You need to design a highly available telemetry ingestion pipeline that can ingest metrics, logs, and lightweight traces with strict durability and low-latency delivery to downstream analytics and alerting systems.
Scale Requirements
- Peak throughput: 3 million events/second globally, 800K sustained average
- Event size: 0.8-1.5 KB average JSON or Protobuf payloads
- Daily volume: ~180-220 TB raw uncompressed
- Latency target: P95 ingest-to-queryable under 60 seconds; P99 under 2 minutes
- Availability target: 99.99% ingestion availability across 3 AWS regions
- Retention: 30 days hot searchable data, 1 year cold object storage archive
Requirements
- Design a multi-region ingestion layer that supports backpressure, replay, and tenant-aware routing.
- Validate schemas, enforce idempotency, and quarantine malformed or poison events without blocking healthy traffic.

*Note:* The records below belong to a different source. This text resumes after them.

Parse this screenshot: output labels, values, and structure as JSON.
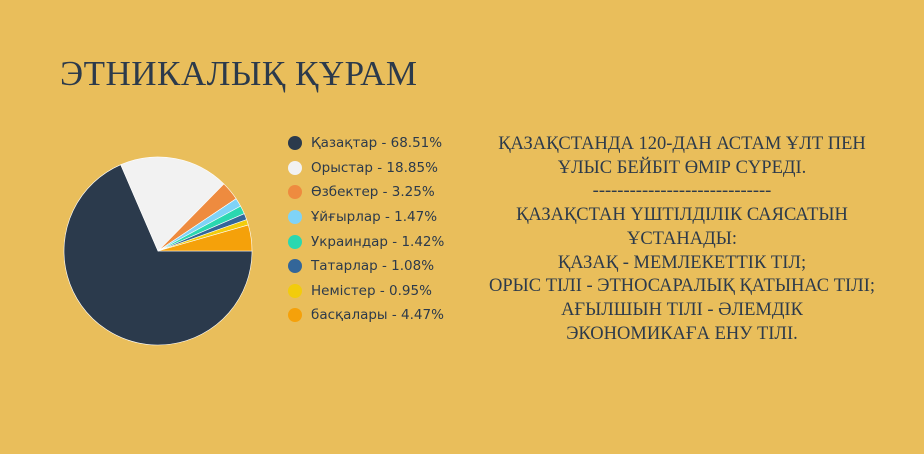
{
  "title": "ЭТНИКАЛЫҚ ҚҰРАМ",
  "chart_data": {
    "type": "pie",
    "categories": [
      "Қазақтар",
      "Орыстар",
      "Өзбектер",
      "Ұйғырлар",
      "Украиндар",
      "Татарлар",
      "Немістер",
      "басқалары"
    ],
    "values": [
      68.51,
      18.85,
      3.25,
      1.47,
      1.42,
      1.08,
      0.95,
      4.47
    ],
    "colors": [
      "#2B3A4C",
      "#F2F2F2",
      "#EE8B3F",
      "#7FD3F7",
      "#2AD8B0",
      "#336699",
      "#F2CC0C",
      "#F5A10A"
    ],
    "legend_labels": [
      "Қазақтар - 68.51%",
      "Орыстар - 18.85%",
      "Өзбектер - 3.25%",
      "Ұйғырлар - 1.47%",
      "Украиндар - 1.42%",
      "Татарлар - 1.08%",
      "Немістер - 0.95%",
      "басқалары - 4.47%"
    ],
    "legend_placement": "right",
    "start_angle": "3 o'clock, clockwise"
  },
  "info_lines": [
    "ҚАЗАҚСТАНДА 120-ДАН АСТАМ ҰЛТ ПЕН",
    "ҰЛЫС БЕЙБІТ ӨМІР СҮРЕДІ.",
    "-----------------------------",
    "ҚАЗАҚСТАН ҮШТІЛДІЛІК САЯСАТЫН",
    "ҰСТАНАДЫ:",
    "ҚАЗАҚ - МЕМЛЕКЕТТІК ТІЛ;",
    "ОРЫС ТІЛІ - ЭТНОСАРАЛЫҚ ҚАТЫНАС ТІЛІ;",
    "АҒЫЛШЫН ТІЛІ - ӘЛЕМДІК",
    "ЭКОНОМИКАҒА ЕНУ ТІЛІ."
  ]
}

- Support real-time stream processing for enrichment, deduplication, partitioning, and rollups.
- Deliver data to both a low-latency analytics store and a durable raw data lake for reprocessing.
- Provide orchestration for backfills, schema rollouts, replay jobs, and downstream aggregate builds.
- Define monitoring, alerting, SLOs, and recovery procedures for broker, processor, and sink failures.
- Explain how the design handles regional failover and exactly-once or effectively-once guarantees where feasible.
Constraints
- AWS is the mandated cloud; managed services are preferred over self-hosted clusters.
- Incremental infrastructure budget is capped at $120K/month.
- Some tenants require data residency within the EU region.
- The platform team is small: 5 data engineers, 2 SREs, so operational complexity must be justified.
- Downstream consumers include both real-time dashboards and batch ML feature generation.